Berterimakasilah kepada perubahan! Karena dia membuat Anda serasa bergegas merantau kembali ke masa silam. Memeriksa lapisan-lapisan kenangan yang tersusun rapi di laci waktu.
Memeriksa lapisan kenangan yang orisinil, unik, klasik, yang karena perubahan tidak kau temukan lagi wujud asli dari sesuatu yang pernah hinggap pada panca inderamu dan singgah di pribadimu. Itulah alasan mengapa kenangan itu membuat melonjak adrenalin di sekujur tubuhmu dan ingin sesegera mungkin melakoni berjumpa sang masa lalu.
Perubahan dan waktu membuatmu berjarak dengan sang masa lalu, dan jarak itu membuat rindumu bergelora dan rerimbunan kerinduan itulah yang memprovokasi 'rasa ingin menjenguk lagi' muncul membahana gegap gempita di pikiran dan di hatimu untuk merantau meninjau masa silam tempat sang kenangan bersemayam dan menyimpan segala perbuatanmu di saat itu, membuatmu ingin meraihnya dan membangun rasa memiliki atas masa lalu dan kau antusias ingin membagikan kenangan itu kepada khalayak ramai, kepada masyarakat.
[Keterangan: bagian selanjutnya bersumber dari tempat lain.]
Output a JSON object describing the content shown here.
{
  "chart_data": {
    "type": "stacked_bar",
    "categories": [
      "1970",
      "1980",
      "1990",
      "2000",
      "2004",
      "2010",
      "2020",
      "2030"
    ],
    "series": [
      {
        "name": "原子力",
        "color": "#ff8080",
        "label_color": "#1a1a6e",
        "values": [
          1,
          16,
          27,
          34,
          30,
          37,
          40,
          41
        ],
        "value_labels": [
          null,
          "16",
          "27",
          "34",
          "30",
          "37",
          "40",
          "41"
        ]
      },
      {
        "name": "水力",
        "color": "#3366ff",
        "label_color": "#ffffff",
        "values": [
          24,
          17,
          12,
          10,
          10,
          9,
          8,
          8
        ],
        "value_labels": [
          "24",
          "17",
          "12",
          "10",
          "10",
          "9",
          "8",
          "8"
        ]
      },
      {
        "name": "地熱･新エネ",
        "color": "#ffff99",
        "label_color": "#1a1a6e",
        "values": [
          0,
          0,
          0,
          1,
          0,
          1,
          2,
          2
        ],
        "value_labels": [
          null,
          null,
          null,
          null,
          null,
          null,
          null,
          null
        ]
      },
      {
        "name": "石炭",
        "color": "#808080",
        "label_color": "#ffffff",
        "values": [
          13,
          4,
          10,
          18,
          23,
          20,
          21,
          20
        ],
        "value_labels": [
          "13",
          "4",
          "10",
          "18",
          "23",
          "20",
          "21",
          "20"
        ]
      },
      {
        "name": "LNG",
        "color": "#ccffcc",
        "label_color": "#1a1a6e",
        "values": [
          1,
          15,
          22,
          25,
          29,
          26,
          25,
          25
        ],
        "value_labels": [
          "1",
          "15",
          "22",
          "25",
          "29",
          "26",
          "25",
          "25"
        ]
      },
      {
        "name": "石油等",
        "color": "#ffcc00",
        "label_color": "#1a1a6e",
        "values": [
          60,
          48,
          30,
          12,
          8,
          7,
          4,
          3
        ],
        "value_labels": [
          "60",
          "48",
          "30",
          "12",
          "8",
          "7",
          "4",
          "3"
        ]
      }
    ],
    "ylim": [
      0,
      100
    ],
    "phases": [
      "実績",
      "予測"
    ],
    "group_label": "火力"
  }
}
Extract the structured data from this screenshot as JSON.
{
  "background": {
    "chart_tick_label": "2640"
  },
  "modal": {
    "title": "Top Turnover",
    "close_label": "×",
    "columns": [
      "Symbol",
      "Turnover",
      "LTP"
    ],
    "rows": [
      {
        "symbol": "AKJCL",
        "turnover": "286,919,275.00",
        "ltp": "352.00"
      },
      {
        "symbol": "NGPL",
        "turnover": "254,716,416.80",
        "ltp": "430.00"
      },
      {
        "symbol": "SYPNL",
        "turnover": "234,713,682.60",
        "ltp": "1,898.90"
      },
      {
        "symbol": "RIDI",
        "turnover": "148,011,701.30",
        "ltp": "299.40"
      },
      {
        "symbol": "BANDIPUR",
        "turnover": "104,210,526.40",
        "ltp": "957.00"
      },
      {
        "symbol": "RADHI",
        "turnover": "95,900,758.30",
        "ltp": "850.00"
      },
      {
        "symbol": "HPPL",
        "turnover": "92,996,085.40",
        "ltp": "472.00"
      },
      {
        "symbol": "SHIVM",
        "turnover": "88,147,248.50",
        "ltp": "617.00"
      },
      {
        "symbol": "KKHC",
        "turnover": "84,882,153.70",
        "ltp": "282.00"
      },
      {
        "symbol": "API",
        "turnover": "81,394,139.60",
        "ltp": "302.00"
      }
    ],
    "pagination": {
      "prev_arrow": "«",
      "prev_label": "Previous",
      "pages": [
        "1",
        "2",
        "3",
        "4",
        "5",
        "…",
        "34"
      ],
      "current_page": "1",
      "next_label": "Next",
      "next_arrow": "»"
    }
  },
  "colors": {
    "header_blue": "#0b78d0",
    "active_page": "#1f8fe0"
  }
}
Kenangan adalah berlaksa ingatan yang membuatmu betah memperbincangkannya berlama-lama dengan teman-teman dan orang seantero semesta.
Memeriksa lalu-lintas perbincangan pada berbagai jalan raya sosial media, saya tidak (belum) menemukan perbincangan yang heboh dan terukur intens di antara mantan anak kos dari kos-kos lainnya yang seheboh, seterukur, dan seintens kos Kuwera 14.
Alumni kos Kuwera 14, mereka bukan cuma bersay hello di sosmed melainkan guyub dan (selalu ada rasa ingin) bereuni, serasa kos Kuwera adalah sekolah dan mereka adalah alumni yang tetap teringat almamaternya.
Pertanyaannya apakah karena Sang Bapak Kos adalah manusia super baik, apakah pengaruh nama besar dan ketokohan bapak kos menghebatkan kesan di benak pikiran 'para alumni' untuk selalu ingin berinteraksi lagi dengan masa lalu mereka di Kuwera 14?
Ada sebuah realitas penting: ketika Romo Mangun turun tangan secara langsung cawe-cawe ngurusi anak-anak kosnya. Ini tidak bisa berhenti sekadar memaknai kebersahajaannya. Jauh melebihi dari sekadar itu. Perlu merenung supaya bisa merebut alasan apa yang melatari Sang Bapak Kos melakoni terjun sendiri mengemong anak-anak kosnya.